Tuesday, 11 October 2011

Separation Techniques + Curves..

So last class, I'm not going to lie, I don't think my brain absorbed anything.  I was too busy focussing on copying down the notes as quickly as I could.  The good news is, I got almost everything.  The bad news - I can barely read my own writing.  Cool story bro.

So WHY do we separate...




Well really, because we want the good grade.  But don't write that on a test.
We separate substances because we want to view the individual components/properties of each chemical.



So since you remember the basic separation techniques (ha), I don't really need to remind you.   But since repetition is supposedly the most effective (and annoying) method of education, I'll list the main techniques out for you.  How nice am I.
- Hand Separation (eg using a magnet)
- Filtration (separation by particle size)
- Floatation (separating by density)
- Crystallization (separating... by crystallizing a substance)
- Extraction (separating by solubility)
- Distillation (separating by boiling point)
- Chromatography (stationary phase)

To start it off, here is a video of some guy (who clearly has no life) separating iron from sand.  FYI, this is Hand Separation.

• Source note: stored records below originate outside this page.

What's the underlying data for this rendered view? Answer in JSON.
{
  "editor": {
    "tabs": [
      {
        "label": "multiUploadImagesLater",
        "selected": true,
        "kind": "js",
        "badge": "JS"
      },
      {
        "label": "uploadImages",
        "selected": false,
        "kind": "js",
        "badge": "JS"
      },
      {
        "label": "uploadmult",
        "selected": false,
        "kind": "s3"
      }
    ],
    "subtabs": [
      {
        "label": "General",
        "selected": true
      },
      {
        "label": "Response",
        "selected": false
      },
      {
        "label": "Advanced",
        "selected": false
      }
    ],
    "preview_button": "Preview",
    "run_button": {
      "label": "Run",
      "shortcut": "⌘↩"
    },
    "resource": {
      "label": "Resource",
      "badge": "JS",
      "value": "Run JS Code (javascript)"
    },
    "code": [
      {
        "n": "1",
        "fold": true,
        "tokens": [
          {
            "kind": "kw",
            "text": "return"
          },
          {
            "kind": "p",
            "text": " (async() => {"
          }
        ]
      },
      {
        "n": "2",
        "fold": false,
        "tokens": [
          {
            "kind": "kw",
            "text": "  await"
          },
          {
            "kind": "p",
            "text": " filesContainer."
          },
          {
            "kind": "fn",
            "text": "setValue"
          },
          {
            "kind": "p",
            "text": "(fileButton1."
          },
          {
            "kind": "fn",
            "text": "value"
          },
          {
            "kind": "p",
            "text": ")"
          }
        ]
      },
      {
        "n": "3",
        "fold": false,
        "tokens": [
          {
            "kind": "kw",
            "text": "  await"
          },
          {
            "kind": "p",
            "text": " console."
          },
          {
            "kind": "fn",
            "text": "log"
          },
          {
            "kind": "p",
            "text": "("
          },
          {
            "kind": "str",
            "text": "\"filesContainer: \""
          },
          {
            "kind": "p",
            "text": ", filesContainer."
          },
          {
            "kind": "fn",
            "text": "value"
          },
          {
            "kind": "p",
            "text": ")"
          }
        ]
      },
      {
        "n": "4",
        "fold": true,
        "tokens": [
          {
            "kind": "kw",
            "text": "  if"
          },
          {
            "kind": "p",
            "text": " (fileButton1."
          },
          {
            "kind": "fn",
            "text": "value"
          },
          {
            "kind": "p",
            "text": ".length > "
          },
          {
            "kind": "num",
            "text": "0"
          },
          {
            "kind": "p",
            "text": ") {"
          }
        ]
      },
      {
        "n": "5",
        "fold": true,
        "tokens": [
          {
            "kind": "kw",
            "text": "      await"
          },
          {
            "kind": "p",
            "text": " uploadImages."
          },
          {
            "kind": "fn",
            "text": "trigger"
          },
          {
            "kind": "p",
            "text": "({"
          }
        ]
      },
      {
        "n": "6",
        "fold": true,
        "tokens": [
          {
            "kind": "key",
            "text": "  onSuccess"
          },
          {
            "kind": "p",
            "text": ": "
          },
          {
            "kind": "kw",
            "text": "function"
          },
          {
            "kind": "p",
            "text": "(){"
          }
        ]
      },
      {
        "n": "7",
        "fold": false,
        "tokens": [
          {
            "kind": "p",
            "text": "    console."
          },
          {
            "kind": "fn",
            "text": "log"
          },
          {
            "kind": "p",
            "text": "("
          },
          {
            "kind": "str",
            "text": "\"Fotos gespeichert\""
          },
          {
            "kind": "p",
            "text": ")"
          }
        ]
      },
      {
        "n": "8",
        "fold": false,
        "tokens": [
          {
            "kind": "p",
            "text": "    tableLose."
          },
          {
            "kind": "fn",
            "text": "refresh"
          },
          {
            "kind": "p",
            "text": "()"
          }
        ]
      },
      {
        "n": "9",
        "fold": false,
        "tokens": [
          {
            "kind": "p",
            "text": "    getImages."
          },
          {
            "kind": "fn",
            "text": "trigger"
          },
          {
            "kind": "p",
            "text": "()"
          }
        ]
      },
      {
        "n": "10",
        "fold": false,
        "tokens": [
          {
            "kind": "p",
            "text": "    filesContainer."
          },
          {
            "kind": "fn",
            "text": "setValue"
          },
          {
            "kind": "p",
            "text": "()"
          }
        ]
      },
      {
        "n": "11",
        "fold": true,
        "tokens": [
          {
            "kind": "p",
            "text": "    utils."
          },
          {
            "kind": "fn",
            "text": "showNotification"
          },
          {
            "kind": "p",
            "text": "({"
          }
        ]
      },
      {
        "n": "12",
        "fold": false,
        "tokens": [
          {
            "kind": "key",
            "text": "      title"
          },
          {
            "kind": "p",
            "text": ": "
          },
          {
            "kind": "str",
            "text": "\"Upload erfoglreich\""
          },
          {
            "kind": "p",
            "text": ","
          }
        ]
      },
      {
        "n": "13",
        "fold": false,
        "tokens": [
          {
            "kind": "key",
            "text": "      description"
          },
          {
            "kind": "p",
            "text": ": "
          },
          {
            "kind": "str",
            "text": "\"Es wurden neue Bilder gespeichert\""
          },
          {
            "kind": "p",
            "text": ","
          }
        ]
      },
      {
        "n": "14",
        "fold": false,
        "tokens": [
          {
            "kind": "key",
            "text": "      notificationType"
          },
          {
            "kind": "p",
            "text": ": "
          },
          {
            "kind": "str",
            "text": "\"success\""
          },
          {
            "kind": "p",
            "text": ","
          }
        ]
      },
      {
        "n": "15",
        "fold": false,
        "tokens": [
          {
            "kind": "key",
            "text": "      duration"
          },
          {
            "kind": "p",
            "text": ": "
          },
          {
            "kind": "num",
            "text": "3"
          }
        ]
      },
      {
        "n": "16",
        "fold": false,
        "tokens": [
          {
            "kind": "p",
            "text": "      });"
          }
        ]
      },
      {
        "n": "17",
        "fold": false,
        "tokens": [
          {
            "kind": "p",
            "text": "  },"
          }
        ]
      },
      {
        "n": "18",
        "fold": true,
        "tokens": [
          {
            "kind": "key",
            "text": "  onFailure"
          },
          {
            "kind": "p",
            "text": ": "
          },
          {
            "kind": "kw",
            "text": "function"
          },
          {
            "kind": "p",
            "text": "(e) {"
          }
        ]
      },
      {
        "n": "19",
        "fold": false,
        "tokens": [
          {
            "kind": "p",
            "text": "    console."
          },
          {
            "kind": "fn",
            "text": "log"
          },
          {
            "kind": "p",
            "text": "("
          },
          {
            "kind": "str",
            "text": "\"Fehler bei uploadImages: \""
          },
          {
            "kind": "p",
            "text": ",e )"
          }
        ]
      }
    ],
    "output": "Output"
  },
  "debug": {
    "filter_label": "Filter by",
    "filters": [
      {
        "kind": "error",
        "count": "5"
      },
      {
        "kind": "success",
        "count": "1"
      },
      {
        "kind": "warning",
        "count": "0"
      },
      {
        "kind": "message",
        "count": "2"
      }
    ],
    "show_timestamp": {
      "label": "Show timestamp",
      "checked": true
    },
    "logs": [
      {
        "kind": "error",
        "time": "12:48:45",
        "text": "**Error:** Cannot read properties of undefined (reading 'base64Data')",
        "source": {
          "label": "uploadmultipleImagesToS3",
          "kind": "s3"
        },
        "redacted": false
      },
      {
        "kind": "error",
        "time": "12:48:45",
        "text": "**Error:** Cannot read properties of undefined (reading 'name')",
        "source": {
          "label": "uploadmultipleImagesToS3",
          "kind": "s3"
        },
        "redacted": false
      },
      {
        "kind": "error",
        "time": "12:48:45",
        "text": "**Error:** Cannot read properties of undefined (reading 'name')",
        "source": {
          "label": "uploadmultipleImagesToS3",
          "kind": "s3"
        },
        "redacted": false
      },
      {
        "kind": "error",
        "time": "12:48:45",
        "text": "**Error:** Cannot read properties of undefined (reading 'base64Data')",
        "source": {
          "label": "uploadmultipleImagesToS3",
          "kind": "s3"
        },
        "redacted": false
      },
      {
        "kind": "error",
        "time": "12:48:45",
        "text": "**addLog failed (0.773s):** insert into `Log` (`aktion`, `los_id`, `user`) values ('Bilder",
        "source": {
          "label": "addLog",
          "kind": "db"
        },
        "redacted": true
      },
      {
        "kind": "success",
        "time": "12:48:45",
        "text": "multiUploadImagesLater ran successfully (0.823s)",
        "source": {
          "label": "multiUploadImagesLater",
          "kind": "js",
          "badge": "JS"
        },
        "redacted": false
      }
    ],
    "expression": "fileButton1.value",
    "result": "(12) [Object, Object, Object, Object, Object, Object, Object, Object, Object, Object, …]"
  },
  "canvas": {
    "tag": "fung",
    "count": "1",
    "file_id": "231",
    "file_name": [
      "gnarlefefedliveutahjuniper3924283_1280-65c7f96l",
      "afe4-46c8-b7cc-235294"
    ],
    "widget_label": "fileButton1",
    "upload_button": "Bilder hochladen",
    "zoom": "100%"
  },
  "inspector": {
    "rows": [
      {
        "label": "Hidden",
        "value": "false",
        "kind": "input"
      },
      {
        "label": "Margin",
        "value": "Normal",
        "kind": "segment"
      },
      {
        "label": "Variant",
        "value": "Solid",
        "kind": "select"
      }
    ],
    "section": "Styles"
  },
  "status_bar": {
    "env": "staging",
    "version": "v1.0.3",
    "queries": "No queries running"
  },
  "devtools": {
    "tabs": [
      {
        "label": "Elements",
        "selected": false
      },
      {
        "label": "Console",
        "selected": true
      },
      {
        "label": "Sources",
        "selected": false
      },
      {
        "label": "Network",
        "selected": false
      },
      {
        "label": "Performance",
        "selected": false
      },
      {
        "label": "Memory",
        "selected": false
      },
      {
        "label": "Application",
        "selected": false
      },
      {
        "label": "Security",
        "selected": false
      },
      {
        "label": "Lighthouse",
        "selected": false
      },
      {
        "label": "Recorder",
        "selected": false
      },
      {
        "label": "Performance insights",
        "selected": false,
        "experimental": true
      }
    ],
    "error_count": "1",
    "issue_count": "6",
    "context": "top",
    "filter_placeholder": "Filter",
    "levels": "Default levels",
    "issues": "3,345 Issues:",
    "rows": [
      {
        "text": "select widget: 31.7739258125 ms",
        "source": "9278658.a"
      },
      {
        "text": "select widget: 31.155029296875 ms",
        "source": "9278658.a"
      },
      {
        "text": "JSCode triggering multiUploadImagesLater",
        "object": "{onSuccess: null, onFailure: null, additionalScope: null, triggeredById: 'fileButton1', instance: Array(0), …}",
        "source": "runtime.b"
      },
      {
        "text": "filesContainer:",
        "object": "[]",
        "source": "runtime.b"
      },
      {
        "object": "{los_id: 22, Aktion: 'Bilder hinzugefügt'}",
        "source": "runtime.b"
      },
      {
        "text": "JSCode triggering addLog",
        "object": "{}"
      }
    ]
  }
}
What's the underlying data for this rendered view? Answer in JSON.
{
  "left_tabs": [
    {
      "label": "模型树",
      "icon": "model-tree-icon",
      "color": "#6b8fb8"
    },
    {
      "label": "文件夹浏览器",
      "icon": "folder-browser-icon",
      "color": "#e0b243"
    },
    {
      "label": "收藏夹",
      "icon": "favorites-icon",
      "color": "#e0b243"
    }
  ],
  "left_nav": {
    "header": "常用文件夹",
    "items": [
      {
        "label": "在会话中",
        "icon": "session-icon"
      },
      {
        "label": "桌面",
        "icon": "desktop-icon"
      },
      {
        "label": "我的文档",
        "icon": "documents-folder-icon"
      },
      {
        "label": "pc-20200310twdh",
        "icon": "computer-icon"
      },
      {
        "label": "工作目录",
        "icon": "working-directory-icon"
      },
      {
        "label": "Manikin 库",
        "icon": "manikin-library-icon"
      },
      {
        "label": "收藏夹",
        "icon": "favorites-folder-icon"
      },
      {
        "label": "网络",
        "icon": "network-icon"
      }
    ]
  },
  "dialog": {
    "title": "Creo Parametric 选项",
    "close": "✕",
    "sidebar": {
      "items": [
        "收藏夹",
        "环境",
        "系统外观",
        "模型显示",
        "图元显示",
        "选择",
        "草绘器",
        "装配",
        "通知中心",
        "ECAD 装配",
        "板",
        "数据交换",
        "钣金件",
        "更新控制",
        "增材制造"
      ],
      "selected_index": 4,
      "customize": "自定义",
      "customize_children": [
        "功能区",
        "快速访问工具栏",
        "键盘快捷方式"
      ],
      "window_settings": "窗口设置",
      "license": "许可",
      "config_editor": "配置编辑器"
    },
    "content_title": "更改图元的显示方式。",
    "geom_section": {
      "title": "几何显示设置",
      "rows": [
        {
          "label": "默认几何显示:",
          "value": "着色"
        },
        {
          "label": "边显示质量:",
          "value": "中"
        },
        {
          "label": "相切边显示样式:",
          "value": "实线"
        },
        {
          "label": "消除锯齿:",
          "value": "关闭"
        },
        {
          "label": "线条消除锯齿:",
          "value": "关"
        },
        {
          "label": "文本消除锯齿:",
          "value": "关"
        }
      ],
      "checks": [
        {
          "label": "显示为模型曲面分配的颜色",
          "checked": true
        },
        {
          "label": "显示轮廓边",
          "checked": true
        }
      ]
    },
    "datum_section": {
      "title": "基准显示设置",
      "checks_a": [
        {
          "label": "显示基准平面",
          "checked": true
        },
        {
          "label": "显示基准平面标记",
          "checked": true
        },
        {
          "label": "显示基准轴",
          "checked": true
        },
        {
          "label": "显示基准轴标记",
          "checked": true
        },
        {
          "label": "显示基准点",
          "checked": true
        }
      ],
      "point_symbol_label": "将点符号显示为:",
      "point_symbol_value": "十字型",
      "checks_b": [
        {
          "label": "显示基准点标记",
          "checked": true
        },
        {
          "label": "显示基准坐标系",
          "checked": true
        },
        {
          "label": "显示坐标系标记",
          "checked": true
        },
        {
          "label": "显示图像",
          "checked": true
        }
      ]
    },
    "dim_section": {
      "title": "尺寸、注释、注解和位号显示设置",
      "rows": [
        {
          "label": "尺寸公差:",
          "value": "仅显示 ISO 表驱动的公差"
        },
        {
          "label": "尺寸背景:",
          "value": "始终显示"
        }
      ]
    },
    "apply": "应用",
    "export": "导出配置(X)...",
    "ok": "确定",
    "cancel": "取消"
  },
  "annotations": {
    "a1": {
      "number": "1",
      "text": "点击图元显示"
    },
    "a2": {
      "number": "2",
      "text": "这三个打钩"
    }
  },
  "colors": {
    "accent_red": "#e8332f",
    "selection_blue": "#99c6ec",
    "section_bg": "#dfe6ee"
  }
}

Another way to hand separate is to boil away a liquid, leaving the solid remaining.

Filtration

Filtration is a relatively easy method of separation.  It is useful when you have a (non-dissolved) solid and a liquid, and some fancy-schmancy paper.  You would pour the mixture into the porous paper, and while the liquid would go right through, the solid would leave a residue on the paper. Magic.

Crystallization

This is a useful procedure when you have a solid in a liquid.  The precipitate is 'crysallized,' and then floats because of the change in density.  The crystals can then be filtered out.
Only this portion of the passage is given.